Traditionally the U.S. dollar catches a safe haven bid from bad news but instead of rising, the greenback weakened after Moderna’s CEO said it is very likely that current COVID-19 vaccines will be less effective against Omicron COVID variant. The explanation for this counterintuitive move is simple – it is only a matter of time before cases of the Omicron variant are found in the U.S. at which point everyone will begin speculating about the local and national response. Even if new restrictions and lockdowns do not return, consumers could retreat before the holidays, leading to less shopping, cancel trips and reduce other end of year expenditures. The risk to the U.S. economy could be significant which explains why some investors are selling first.
Euro was the best performing currency behind the Japanese Yen and Swiss Franc which is surprising as European nations are the most likely to come down hard with restrictions. There’s already a full lockdown in Austria and Slovakia with partial lockdown in the Netherlands. Belgium and Portugal announced new restrictions while France requires masks for all indoor activities. Pressure is growing for tighter restrictions in Germany. Yet, stronger Eurozone inflation and German labor market numbers kept euro supported and prevented it ending the day lower against the greenback.
Between falling oil prices and a rising U.S. dollar, the Canadian dollar was hit the hardest.
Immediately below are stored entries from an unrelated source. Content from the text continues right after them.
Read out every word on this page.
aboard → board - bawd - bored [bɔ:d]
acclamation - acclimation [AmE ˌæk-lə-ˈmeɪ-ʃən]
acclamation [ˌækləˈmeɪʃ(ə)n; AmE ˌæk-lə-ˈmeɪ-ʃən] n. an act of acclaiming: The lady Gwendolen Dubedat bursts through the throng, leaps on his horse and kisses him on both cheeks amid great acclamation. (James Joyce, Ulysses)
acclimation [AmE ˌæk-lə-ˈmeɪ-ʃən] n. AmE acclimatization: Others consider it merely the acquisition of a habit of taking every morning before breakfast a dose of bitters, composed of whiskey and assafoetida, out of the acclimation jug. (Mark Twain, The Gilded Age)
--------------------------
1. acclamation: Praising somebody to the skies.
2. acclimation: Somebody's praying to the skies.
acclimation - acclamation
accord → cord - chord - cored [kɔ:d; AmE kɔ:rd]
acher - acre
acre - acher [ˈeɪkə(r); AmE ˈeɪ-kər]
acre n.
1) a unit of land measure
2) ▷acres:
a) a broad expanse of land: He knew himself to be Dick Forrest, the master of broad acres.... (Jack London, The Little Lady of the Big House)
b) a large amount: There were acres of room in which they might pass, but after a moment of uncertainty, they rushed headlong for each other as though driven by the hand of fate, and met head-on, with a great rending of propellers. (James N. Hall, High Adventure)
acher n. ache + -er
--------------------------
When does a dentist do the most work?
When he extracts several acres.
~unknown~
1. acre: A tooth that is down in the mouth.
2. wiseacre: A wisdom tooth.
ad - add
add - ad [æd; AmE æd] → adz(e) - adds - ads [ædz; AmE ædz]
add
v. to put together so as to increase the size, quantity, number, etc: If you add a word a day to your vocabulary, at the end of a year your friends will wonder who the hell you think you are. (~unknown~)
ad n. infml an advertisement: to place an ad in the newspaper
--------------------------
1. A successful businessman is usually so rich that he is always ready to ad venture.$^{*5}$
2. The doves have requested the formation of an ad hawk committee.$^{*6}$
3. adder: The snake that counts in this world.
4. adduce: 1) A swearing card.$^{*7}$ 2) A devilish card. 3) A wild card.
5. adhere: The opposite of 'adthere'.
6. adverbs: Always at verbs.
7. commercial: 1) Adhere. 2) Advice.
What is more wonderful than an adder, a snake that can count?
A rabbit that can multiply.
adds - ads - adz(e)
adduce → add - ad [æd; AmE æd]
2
Over the past month, the price of crude has fallen from a high of nearly $85 a barrel to a low $64.45, the first time WTI crude trades below $65 in 3 months. Omicron has already made its way into Canada with 5 reported cases. While Canadian labor market numbers are expected to improve, the plunge in oil prices combined with the demand for U.S. dollars should keep loonie under pressure.
On the calendar for Wednesday will be Australian’s third quarter GDP report, revisions to Eurozone and U.K. PMIs, ADP, ISM Manufacturing index and the Federal Reserve’s Beige Book report. While important, these numbers may have limited impact on in light of Powell’s comments, which along with Omicron headlines will continue to drive risk appetite and FX flows.